Pronto la rebelión se diseminó a otras ciudades. Un episodio fortuito puso
fin a la alianza entre el ejército y el gobierno, la muerte del ministro de
Defensa Vasile Milea en circunstancias sospechosas. Ceaușescu asumió el
liderazgo del ejército, y precipitó su caída, pues los militares estaban
convencidos de que Milea había sido asesinado por órdenes del líder, y se
unieron a las protestas. (En realidad, Milea se suicidó).
Al perder control de la situación, Ceaușescu y su esposa Elena huyeron en
helicóptero de Bucarest junto con dos de sus asesores. Finalmente fueron
apresados cerca de la población de Târgoviște, y entregados al ejército.

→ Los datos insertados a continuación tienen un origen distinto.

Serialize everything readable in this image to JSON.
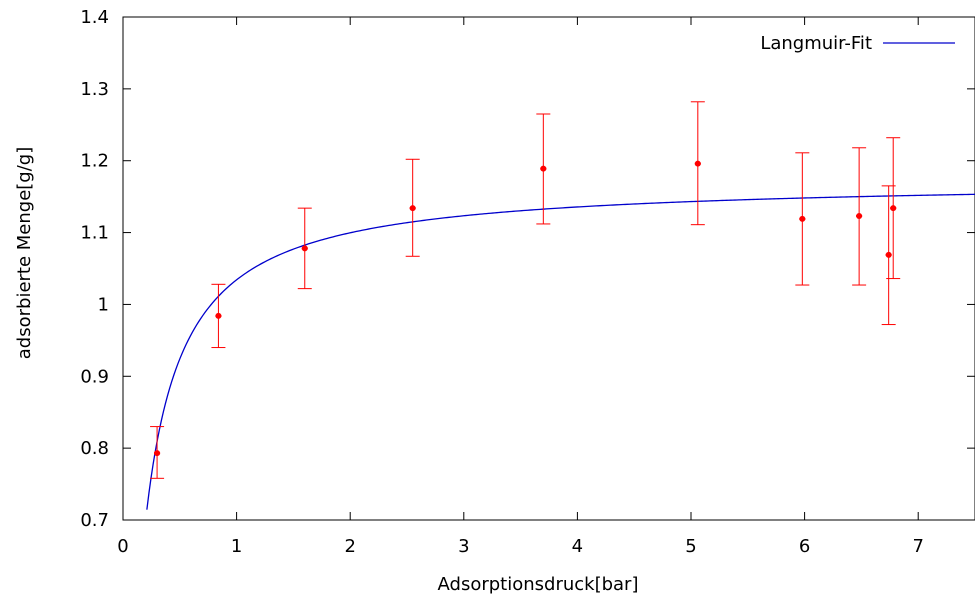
{
  "chart_data": {
    "type": "scatter",
    "title": "",
    "xlabel": "Adsorptionsdruck[bar]",
    "ylabel": "adsorbierte Menge[g/g]",
    "xlim": [
      0,
      7.5
    ],
    "ylim": [
      0.7,
      1.4
    ],
    "xticks": [
      0,
      1,
      2,
      3,
      4,
      5,
      6,
      7
    ],
    "xtick_labels": [
      "0",
      "1",
      "2",
      "3",
      "4",
      "5",
      "6",
      "7"
    ],
    "yticks": [
      0.7,
      0.8,
      0.9,
      1.0,
      1.1,
      1.2,
      1.3,
      1.4
    ],
    "ytick_labels": [
      "0.7",
      "0.8",
      "0.9",
      "1",
      "1.1",
      "1.2",
      "1.3",
      "1.4"
    ],
    "grid": false,
    "legend_position": "top-right",
    "legend": [
      "Langmuir-Fit"
    ],
    "series": [
      {
        "type": "scatter-errorbars",
        "color": "#ff0000",
        "points": [
          {
            "x": 0.3,
            "y": 0.793,
            "yerr_low": 0.758,
            "yerr_high": 0.83
          },
          {
            "x": 0.84,
            "y": 0.984,
            "yerr_low": 0.94,
            "yerr_high": 1.028
          },
          {
            "x": 1.6,
            "y": 1.078,
            "yerr_low": 1.022,
            "yerr_high": 1.134
          },
          {
            "x": 2.55,
            "y": 1.134,
            "yerr_low": 1.067,
            "yerr_high": 1.202
          },
          {
            "x": 3.7,
            "y": 1.189,
            "yerr_low": 1.112,
            "yerr_high": 1.265
          },
          {
            "x": 5.06,
            "y": 1.196,
            "yerr_low": 1.111,
            "yerr_high": 1.282
          },
          {
            "x": 5.98,
            "y": 1.119,
            "yerr_low": 1.027,
            "yerr_high": 1.211
          },
          {
            "x": 6.48,
            "y": 1.123,
            "yerr_low": 1.027,
            "yerr_high": 1.218
          },
          {
            "x": 6.74,
            "y": 1.069,
            "yerr_low": 0.972,
            "yerr_high": 1.165
          },
          {
            "x": 6.78,
            "y": 1.134,
            "yerr_low": 1.036,
            "yerr_high": 1.232
          }
        ]
      },
      {
        "name": "Langmuir-Fit",
        "type": "line",
        "color": "#0000cc",
        "model": "langmuir",
        "q_max": 1.174,
        "K": 7.4,
        "x_start": 0.21,
        "x_end": 7.5
      }
    ]
  }
}
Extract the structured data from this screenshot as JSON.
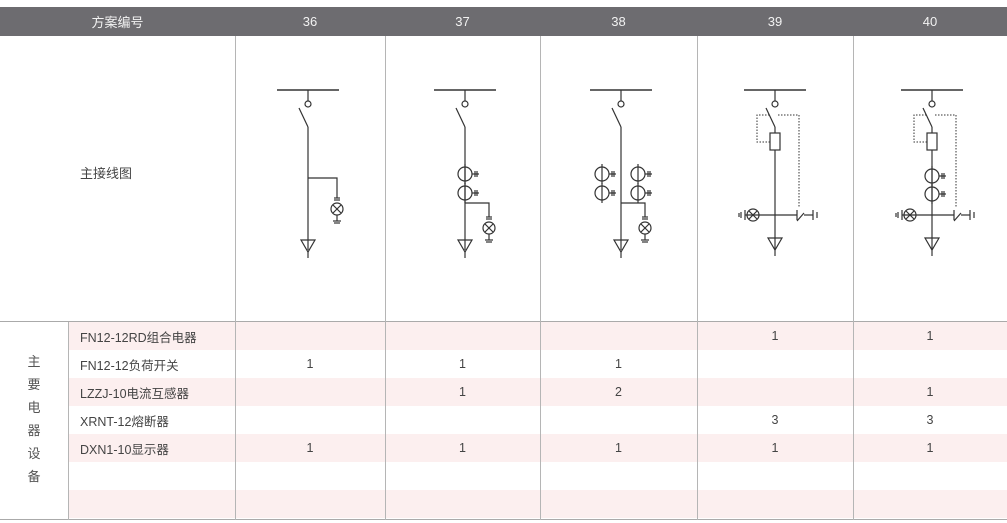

El 25 de diciembre de 1989, los Ceaușescu fueron procesados ante una kangaroo court, un tribunal elegido a
dedo, sin autoridad alguna, por órdenes del gobierno provisional de Rumania. Se
los acusó de saqueo del erario público y de genocidio. Aunque Ceaușescu negó
toda autoridad al tribunal, y exigió que lo respetaran como presidente de
Rumania, la corte lo condenó a muerte junto con su esposa. Lo que siguió fue
realmente horripilante. Un escuadrón de fusilamiento puso a los dos contra un
paredón y comenzó a dispararles, mientras centenares de militares forcejeaban para
poder también alojar algún balazo a los cónyuges.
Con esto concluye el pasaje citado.